2° Personnes mariées avec des Français (Françaises) ou des résidents étrangers installés en France.
3° Personnes malades ou handicapées qui ne peuvent pas être soignées dans leurs pays d’origine.
4° Personnes venues en France par le regroupement familial afin de rejoindre leurs familles : leurs conjoints ou leurs enfants respectifs.
Ce sont des personnes d’origines turque, magrébine, chinoise, ex-yougoslave, des apprenants russophones et lusophones. Langues parlées : turque, kurde, russe, ukrainien, espagnol, chinois, albanais, serbe et bosniaque.
Niveau de scolarité : le groupe dont je vous parle se compose de 20 de personnes, toutes scolarisées dans leurs pays d’origine: 8 ont un niveau collège, 5 ont été au lycée et 5 ont le bac +5 et 2 bac +5 et plus.
Niveau de français : en raison des entrées et des sorties permanentes sur le site de Colmar dans ce groupe il y a des personnes CAI, orientées par l’OFII et ayant pour l’objectif DELF A1 (ce sont plutôt des apprenants qui ont déjà fait la moitié de leur parcours). Le reste du groupe sont des apprenants H/CAI (ceux qui ont fait des démarches personnelles et été orientées vers nous par le pôle emploi, la Mission Locale ou autres.

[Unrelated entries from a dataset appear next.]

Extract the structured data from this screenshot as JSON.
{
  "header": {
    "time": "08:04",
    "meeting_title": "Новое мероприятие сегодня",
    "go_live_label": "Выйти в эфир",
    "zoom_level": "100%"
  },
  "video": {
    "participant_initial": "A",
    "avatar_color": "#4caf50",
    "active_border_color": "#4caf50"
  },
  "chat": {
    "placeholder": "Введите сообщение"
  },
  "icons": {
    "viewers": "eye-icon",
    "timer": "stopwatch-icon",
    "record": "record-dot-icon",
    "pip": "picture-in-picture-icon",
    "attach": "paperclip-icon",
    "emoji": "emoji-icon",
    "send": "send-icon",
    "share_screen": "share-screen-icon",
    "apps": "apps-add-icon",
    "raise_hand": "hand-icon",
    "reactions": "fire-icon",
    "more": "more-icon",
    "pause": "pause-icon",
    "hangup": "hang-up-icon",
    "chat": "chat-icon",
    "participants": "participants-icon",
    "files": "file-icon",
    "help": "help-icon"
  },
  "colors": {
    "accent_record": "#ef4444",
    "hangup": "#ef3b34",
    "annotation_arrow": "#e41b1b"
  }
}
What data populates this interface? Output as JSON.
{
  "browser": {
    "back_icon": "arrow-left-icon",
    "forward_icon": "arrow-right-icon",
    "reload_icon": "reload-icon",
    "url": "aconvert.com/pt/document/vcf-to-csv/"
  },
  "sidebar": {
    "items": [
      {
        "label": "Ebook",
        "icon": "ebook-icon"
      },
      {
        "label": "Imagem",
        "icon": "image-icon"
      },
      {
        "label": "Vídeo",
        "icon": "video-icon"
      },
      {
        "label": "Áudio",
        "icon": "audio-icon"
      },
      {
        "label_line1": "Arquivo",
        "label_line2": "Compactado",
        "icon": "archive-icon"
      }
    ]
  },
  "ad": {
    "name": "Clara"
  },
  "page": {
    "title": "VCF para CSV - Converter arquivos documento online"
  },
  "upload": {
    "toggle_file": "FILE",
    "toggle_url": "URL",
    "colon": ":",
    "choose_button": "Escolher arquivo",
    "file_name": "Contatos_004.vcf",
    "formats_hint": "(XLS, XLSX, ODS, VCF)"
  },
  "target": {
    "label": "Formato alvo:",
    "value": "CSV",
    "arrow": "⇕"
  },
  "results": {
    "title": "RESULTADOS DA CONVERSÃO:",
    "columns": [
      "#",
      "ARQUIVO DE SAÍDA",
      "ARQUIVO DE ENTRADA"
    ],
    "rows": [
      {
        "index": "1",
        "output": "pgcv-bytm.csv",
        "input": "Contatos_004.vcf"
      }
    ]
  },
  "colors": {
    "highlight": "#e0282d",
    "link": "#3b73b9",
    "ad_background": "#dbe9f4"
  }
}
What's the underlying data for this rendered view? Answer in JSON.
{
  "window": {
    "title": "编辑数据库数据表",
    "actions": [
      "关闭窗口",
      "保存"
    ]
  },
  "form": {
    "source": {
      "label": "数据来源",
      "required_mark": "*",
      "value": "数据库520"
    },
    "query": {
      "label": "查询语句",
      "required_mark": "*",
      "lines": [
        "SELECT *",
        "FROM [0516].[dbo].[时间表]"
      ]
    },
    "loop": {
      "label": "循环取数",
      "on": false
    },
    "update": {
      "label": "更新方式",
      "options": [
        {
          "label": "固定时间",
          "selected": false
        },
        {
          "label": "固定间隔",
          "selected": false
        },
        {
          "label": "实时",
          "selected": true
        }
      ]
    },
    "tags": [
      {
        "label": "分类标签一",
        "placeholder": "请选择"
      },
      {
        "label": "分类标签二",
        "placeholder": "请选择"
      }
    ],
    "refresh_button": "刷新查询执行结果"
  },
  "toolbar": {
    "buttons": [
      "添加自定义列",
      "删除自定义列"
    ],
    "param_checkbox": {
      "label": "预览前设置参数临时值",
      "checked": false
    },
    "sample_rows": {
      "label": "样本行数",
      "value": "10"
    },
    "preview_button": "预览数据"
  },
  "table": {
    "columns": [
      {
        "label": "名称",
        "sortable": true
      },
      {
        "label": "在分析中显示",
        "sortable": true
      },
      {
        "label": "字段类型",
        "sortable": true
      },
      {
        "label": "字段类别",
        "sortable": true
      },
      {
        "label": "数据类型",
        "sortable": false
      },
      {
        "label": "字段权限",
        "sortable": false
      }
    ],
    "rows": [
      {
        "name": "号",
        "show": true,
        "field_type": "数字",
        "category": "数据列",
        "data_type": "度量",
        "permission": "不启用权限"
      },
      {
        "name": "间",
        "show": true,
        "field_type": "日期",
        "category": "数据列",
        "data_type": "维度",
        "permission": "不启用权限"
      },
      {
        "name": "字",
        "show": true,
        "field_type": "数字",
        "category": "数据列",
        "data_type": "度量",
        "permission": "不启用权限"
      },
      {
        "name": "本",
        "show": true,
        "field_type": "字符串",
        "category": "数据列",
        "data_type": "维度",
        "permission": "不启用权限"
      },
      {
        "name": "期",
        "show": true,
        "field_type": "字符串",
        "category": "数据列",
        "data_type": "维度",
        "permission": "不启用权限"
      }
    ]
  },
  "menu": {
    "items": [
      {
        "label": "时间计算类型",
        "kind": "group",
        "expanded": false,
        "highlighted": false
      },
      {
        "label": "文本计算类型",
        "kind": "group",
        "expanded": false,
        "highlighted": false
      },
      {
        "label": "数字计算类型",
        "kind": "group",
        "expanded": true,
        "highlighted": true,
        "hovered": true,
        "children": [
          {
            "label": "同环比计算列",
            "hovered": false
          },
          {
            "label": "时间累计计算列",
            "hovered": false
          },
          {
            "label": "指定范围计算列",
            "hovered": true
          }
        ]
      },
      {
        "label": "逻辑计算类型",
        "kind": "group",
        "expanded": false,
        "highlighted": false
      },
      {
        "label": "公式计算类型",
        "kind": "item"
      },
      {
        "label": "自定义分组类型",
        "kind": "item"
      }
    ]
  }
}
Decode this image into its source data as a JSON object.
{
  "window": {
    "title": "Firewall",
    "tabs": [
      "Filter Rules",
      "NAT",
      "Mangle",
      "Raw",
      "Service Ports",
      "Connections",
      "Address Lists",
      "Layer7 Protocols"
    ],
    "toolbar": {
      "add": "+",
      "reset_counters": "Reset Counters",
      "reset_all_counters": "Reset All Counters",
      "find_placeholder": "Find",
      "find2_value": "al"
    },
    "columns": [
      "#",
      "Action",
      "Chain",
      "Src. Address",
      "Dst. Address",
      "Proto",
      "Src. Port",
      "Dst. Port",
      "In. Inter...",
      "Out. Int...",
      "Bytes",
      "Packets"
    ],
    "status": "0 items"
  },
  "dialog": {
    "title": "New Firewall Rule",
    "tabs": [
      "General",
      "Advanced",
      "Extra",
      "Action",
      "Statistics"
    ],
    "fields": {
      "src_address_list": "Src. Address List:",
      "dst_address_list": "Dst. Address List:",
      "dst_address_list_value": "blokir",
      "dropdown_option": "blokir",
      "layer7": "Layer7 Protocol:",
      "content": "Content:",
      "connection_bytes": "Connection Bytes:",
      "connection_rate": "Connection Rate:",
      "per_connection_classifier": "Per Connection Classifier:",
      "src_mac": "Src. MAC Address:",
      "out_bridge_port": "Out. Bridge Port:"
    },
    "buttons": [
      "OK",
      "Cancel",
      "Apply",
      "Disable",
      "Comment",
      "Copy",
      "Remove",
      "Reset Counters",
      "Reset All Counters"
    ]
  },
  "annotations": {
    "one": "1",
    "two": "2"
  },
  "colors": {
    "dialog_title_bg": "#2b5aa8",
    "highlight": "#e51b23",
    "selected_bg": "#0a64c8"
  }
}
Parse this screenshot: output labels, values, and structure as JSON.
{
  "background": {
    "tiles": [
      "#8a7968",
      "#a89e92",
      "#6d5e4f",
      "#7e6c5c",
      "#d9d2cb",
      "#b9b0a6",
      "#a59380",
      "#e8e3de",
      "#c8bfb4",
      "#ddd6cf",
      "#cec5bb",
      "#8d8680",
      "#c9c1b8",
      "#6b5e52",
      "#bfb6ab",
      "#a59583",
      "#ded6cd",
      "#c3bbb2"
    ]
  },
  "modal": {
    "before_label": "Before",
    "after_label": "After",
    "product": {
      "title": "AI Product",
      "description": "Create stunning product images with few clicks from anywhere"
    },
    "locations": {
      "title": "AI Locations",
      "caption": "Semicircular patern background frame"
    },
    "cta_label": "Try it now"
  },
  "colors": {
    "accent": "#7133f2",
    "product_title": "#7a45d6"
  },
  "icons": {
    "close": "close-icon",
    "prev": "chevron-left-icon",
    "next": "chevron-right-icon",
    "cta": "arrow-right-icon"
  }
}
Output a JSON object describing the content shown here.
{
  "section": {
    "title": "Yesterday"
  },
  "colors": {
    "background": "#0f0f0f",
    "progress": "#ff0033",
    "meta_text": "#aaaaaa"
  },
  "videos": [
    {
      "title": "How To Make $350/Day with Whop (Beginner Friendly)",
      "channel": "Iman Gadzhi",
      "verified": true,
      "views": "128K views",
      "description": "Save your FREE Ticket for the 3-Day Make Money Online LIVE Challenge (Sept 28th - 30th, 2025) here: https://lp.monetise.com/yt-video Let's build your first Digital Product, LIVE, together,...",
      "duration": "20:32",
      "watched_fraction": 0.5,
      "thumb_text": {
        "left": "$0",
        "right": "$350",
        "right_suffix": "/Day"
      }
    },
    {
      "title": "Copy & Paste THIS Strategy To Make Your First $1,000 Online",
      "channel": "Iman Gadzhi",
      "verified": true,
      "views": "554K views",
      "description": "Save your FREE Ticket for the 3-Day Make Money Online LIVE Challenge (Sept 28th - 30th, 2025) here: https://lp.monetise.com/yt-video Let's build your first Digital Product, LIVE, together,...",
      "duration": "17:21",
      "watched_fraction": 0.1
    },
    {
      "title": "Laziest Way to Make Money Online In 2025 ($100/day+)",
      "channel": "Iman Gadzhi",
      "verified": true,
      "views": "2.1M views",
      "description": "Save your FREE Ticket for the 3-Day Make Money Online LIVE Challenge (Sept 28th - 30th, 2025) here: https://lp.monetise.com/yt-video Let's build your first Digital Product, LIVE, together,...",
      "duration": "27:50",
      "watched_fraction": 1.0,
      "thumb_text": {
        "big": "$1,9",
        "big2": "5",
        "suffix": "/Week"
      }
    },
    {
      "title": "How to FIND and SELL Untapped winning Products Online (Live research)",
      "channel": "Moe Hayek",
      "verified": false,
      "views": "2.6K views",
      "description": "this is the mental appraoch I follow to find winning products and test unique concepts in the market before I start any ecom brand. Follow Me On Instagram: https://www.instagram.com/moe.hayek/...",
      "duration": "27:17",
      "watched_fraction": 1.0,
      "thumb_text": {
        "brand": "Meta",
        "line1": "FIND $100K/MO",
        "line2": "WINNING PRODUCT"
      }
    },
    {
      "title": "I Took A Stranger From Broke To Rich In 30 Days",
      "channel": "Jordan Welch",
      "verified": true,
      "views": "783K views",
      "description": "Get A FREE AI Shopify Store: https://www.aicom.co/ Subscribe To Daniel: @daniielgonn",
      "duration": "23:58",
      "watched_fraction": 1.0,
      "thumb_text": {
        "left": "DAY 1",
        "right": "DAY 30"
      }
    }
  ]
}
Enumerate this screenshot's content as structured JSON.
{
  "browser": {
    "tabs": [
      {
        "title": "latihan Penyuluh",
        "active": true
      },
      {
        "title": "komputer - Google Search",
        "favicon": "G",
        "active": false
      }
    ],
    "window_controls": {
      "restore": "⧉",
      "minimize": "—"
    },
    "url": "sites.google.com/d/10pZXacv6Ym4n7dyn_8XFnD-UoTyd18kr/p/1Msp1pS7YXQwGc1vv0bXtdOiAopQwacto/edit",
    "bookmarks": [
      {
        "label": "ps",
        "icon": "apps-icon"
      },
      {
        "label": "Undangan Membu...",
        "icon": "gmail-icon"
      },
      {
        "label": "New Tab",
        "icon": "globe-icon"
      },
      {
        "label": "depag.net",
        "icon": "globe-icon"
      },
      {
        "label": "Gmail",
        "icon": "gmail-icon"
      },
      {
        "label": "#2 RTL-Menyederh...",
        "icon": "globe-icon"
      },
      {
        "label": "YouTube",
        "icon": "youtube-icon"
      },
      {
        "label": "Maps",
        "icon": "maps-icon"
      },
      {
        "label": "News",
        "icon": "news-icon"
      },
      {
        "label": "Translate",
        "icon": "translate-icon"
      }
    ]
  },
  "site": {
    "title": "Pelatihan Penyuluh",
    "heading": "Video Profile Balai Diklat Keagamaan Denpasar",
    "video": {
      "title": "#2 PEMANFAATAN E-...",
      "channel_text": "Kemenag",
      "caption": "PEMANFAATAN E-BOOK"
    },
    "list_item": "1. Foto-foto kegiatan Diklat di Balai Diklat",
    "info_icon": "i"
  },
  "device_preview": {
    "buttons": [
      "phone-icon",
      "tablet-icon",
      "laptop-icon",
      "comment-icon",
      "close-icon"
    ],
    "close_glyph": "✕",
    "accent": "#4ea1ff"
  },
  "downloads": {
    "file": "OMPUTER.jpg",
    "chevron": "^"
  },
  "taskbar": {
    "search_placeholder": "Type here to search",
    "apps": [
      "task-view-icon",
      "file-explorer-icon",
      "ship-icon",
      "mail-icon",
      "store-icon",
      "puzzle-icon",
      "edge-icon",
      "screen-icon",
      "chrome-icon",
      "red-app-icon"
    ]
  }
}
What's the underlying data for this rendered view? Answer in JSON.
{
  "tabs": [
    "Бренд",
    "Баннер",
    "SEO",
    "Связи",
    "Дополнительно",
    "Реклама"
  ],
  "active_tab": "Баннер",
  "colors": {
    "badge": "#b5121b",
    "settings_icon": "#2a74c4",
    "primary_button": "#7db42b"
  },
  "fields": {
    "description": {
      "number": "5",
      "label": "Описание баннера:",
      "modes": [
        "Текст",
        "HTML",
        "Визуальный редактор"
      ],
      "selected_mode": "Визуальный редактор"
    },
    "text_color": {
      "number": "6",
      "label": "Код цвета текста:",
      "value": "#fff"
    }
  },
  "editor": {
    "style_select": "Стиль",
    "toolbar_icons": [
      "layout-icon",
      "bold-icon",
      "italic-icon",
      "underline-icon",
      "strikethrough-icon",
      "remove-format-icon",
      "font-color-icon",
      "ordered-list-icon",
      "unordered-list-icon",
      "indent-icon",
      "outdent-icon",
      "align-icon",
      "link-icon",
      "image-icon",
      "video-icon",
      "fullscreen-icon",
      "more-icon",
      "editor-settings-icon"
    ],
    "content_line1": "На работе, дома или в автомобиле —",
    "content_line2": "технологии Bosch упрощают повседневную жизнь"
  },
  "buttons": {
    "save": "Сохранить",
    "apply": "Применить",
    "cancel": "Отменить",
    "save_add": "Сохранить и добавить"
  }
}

En général, leur objectif est le DELF A1. Egalement il y a ceux qui ont voulu continuer après leur première formation en tant que bénéficiaires de CAI et ayant maintenant l’objectif DELF A2.
Temps disponible à consacrer à cet apprentissage : le parcours CAI DELF A1 est de 200 heures. Celui du DELF A2 est de 220 heures. Les cours ont lieu 4 fois par semaines les lundis, les mardis, les jeudis et les vendredis de 14h de 17 /30.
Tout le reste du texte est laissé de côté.